Cameroun: Qui veut aller loin...

A vrai dire, la scène politique camerounaise devrait être régulièrement animée, compte tenu du nombre élevé de formations politiques légalement constituées. Ce n'est pourtant pas le cas.

On observe en effet que l'immense majorité des plus de 320 partis politiques qui existent aujourd'hui n'a aucune implantation réelle sur le terrain, encore moins de base militante. En période préélectorale et électorale, on assiste à un réveil opportuniste de quelques dizaines d'entre eux. Mais, même dans ce cas de figure, lorsque l'enjeu électoral justifie une mobilisation particulière, il est rare qu'une cinquantaine de partis fassent parler d'eux au-delà des contours de la localité d'origine de leurs fondateurs.

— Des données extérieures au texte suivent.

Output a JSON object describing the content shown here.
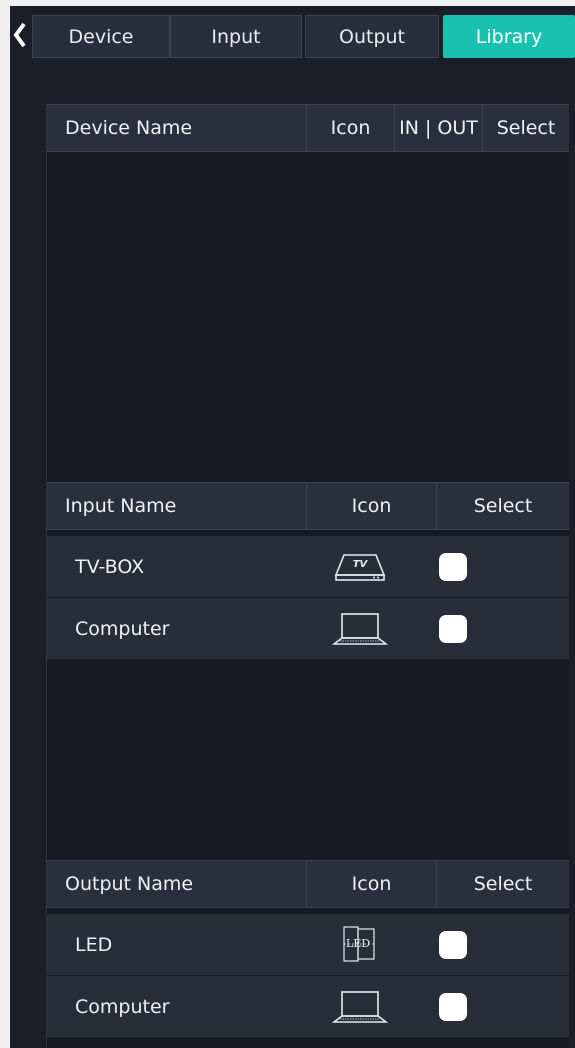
{
  "tabs": {
    "back_icon": "chevron-left-icon",
    "items": [
      {
        "label": "Device"
      },
      {
        "label": "Input"
      },
      {
        "label": "Output"
      },
      {
        "label": "Library",
        "active": true
      }
    ]
  },
  "device_table": {
    "headers": {
      "name": "Device Name",
      "icon": "Icon",
      "io": "IN | OUT",
      "select": "Select"
    },
    "rows": []
  },
  "input_table": {
    "headers": {
      "name": "Input Name",
      "icon": "Icon",
      "select": "Select"
    },
    "rows": [
      {
        "name": "TV-BOX",
        "icon": "tv-box-icon",
        "icon_text": "TV",
        "checked": false
      },
      {
        "name": "Computer",
        "icon": "laptop-icon",
        "checked": false
      }
    ]
  },
  "output_table": {
    "headers": {
      "name": "Output Name",
      "icon": "Icon",
      "select": "Select"
    },
    "rows": [
      {
        "name": "LED",
        "icon": "led-screen-icon",
        "icon_text": "LED",
        "checked": false
      },
      {
        "name": "Computer",
        "icon": "laptop-icon",
        "checked": false
      }
    ]
  },
  "colors": {
    "background": "#1b1d29",
    "accent": "#19c2b0",
    "header": "#2b2e3c",
    "row": "#292c39"
  }
}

C'est dire que lorsque les élections ne sont pas programmées dans un horizon proche, comme c'est le cas cette année 2021, la tendance à l'hibernation est encore plus forte. En attendant d'en sortir pour quelques-uns à l'approche des élections municipales, législatives et de la présidentielle prévues en 2025. Le prétexte est donc trouvé pour affirmer qu'il n'y a pas de raisons sérieuses de se déployer sur le terrain en ce moment.

Cependant, il y a, depuis quelques semaines, un certain frémissement dans les rangs d'à peine une dizaine de partis politiques. Leurs responsables évoquent, si ce n'est la préparation d'un congrès annoncé, le renouvellement des organes de base, l'implantation dans des localités non encore conquises ou alors la remobilisation des militants et sympathisants en vue de reconquérir le terrain perdu.

Quoi qu'il en soit, ces activités sont au demeurant normales pour des organisations qui ont pour vocation première la conquête ou la conservation du pouvoir politique. Autrement dit, si les partis et formations politiques concourent à l'expression du suffrage universel, ils remplissent également d'autres fonctions a priori non électorales, telles que la formation de leurs militants, la formation de l'opinion publique, la sélection des candidats devant diriger les différentes structures hiérarchisées du parti, l'encadrement des élus, etc.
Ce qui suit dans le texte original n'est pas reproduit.